A new report from KPMG, a global network of professional firms providing tax, audit, and advisory services, has revealed that investment in Nigerian FinTech companies over the last two years has exceeded more than $200 million.
The report, “FinTech in Nigeria – Understanding the Value Proposition” [PDF], states that the past three years have been formative for the sector in Nigeria, which has seen the emergence of many startups, incubators, and investments.
While putting the report together, KPMG engaged with 56 FinTech companies and seven incubators and accelerators in the country. Of the top three countries in Africa receiving investments over the last two years, these included Nigeria, Egypt, and South Africa.
According to Boye Ademola, Partner and Head of Financial Services Technology at KPMG in Nigeria, he believes that financial technology opportunities could change in the country over the next five years.
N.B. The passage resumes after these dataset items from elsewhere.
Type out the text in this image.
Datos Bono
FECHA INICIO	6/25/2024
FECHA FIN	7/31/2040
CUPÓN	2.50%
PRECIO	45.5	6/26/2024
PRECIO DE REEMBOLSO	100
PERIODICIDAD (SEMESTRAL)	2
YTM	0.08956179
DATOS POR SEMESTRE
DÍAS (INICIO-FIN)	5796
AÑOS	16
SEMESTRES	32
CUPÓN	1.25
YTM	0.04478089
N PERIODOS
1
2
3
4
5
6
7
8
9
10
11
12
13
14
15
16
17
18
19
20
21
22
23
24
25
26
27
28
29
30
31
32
The fast growing young population, exponential growth of mobile phone lines, huge financial inclusion potential, and relatively strong talent pool are pertinent indicators of the FinTech opportunity.
The Growth of the FinTech Sector
Innovation and new technology is changing the face of the financial services industry.
This can be witnessed through the enormous financial investment in startups in 2015. Last year there were 1,162 deals amounting to a total value of $19 billion. This is compared to only 457 in 2011, valuing $2 billion.
According to KPMG, this is set to increase further by 2020 with a boom of $45 billion expected, growing at a compounded annual growth rate of 7.1 percent.
Still Behind Global Competition
However, while Nigeria is transitioning into a dynamic ecosystem offering FinTech startups a platform to succeed and potentially produce multi-million dollar businesses, it does so at a slower rate compared to other countries.
In a recent Deloitte and All Street Research report, it found that London is still leading the way as the global FinTech hub followed by Singapore, New York, Silicon Valley, and Hong Kong.
And yet, despite this, Nigeria is proving to become quite a contender in the FinTech race if it continues to push the sector.
Nigeria has witnessed increasing deal activity over the last few years, with about 14 deals reported as at September 2016 compared to just two deals in 2010.
Of course, if FinTech startups are to maintain their momentum in Nigeria, they need to demonstrate to regulatory bodies that they can benefit the society by putting forth ample evidence that they can be regulated and monitored sustainably.
Moving Up the Ladder
Nigeria is, however, moving up the FinTech ladder.
This is being driven by the fact that several players are increasingly supportive of providing funds and building technological and entrepreneurial skills in the country.
The next few years will certainly test the country to produce results, but so far it is demonstrating that it has the skills and determination to become a competitive FinTech country.